Nel 2026 il mondo agricolo vivrà un momento storico: le Nazioni Unite, attraverso la FAO, hanno dichiarato questo anno come International Year of the Woman Farmer (IYWF 2026), cioè Anno internazionale della donna agricoltrice. L’obiettivo è riconoscere finalmente il ruolo fondamentale – e troppo spesso invisibile – che le donne svolgono nei sistemi agroalimentari globali.
Perché la FAO ha scelto proprio questo tema
Secondo la FAO, le donne sono pilastri essenziali dell’agricoltura mondiale: producono cibo, gestiscono aziende, custodiscono biodiversità, mantengono vive le tradizioni rurali e sostengono intere comunità. Eppure, nonostante questo contributo enorme, continuano a essere penalizzate da:
- minore accesso alla terra
- minore accesso al credito
- minori opportunità di formazione
- minore rappresentanza nei processi decisionali
- carichi di lavoro familiari e agricoli spesso sommati
L’Anno internazionale della donna agricoltrice nasce proprio per colmare questi divari e portare il tema al centro dell’agenda globale.

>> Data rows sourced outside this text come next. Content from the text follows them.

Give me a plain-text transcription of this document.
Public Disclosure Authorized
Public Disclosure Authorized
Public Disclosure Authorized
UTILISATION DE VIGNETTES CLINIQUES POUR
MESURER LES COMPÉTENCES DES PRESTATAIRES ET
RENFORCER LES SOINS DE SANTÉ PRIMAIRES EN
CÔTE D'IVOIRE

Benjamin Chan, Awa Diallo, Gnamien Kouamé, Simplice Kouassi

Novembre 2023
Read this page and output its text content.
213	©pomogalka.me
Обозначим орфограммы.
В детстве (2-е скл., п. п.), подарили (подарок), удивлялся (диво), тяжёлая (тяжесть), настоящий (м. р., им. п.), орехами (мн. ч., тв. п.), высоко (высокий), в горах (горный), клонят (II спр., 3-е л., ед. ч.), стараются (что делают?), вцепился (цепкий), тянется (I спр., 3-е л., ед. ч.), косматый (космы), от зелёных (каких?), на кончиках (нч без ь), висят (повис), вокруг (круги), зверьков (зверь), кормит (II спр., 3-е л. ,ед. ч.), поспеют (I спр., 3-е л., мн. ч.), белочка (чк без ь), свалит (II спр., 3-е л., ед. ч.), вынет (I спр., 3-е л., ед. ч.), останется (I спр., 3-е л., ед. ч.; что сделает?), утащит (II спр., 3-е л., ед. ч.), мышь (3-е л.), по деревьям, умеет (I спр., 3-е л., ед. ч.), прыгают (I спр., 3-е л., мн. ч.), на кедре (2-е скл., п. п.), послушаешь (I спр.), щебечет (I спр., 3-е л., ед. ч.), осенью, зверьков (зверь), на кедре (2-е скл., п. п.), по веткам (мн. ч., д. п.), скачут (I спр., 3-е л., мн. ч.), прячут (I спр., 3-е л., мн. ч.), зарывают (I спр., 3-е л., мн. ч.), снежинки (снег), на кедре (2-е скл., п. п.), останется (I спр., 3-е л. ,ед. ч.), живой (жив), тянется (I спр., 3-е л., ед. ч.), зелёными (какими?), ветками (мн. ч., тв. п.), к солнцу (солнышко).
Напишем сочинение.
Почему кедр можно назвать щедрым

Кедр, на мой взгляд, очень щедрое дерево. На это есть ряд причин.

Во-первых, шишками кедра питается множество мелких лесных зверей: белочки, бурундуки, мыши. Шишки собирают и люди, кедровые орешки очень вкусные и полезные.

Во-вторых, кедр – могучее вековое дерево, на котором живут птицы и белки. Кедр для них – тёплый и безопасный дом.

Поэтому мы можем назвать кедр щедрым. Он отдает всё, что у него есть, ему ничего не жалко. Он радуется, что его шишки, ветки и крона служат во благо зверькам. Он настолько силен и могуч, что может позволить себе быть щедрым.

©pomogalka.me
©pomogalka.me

Gli obiettivi principali dell’iniziativa FAO
La FAO ha definito una serie di obiettivi strategici per il 2026:
1. Dare visibilità al lavoro delle donne nei sistemi agroalimentari
Molte attività svolte dalle donne non vengono riconosciute né retribuite adeguatamente.
2. Promuovere riforme e investimenti
La FAO sottolinea che ridurre il divario di genere in agricoltura potrebbe aumentare il PIL globale fino a 1.000 miliardi di dollari e migliorare la sicurezza alimentare per 45 milioni di persone.
3. Rafforzare empowerment e leadership femminile
L’obiettivo è aumentare la presenza delle donne nei ruoli decisionali delle filiere agroalimentari.
4. Migliorare l’accesso a terra, credito, tecnologie e formazione
Senza questi strumenti, la competitività femminile resta limitata.
5. Sensibilizzare governi e opinione pubblica
Il 2026 sarà un anno di campagne, eventi, programmi educativi e iniziative internazionali.
Il caso italiano: un settore già molto femminile
In Italia le aziende agricole guidate da donne sono oltre 200.000, pari a circa il 32% del totale — una percentuale superiore alla media europea. Le imprenditrici italiane si distinguono per:
- innovazione
- ostenibilità
- multifunzionalità (agriturismo, didattica, sociale)
- attenzione alla qualità e al territorio
Questi dati sono stati evidenziati anche da articoli che commentano il lancio dell’iniziativa FAO.
Perché il 2026 può essere un anno di svolta
Il riconoscimento della FAO non è solo simbolico: è un invito ai governi a cambiare le politiche agricole, investire nella formazione, sostenere l’imprenditoria femminile e ridurre le disuguaglianze strutturali.
L’Anno internazionale della donna agricoltrice vuole:
- accelerare la transizione verso sistemi alimentari più equi
- valorizzare il contributo femminile alla sostenibilità
- rafforzare la resilienza delle comunità rurali
- promuovere un’agricoltura più moderna, inclusiva e innovativa

Conclusioni
La proclamazione del 2026 come Anno internazionale della donna agricoltrice rappresenta molto più di una celebrazione simbolica: è un invito globale a riconoscere, valorizzare e sostenere il ruolo decisivo che le donne svolgono nei sistemi agroalimentari. La FAO, scegliendo questo tema, mette in evidenza una verità spesso ignorata: senza il contributo femminile, l’agricoltura mondiale non potrebbe garantire né sicurezza alimentare né sviluppo sostenibile.
Le donne, pur essendo protagoniste nella produzione, nella gestione delle aziende, nella tutela della biodiversità e nell’innovazione rurale, continuano a scontrarsi con ostacoli strutturali: accesso limitato alla terra, al credito, alla formazione e ai processi decisionali. Il 2026 diventa quindi un’occasione per trasformare queste criticità in priorità politiche, economiche e sociali.
Allo stesso tempo, l’anno internazionale offre l’opportunità di mettere in luce le straordinarie potenzialità dell’imprenditoria agricola femminile: dalla multifunzionalità all’agricoltura sostenibile, dal turismo rurale alla digitalizzazione delle aziende. Le donne sono spesso le prime a introdurre innovazioni, a costruire reti territoriali e a promuovere modelli di sviluppo più inclusivi e resilienti.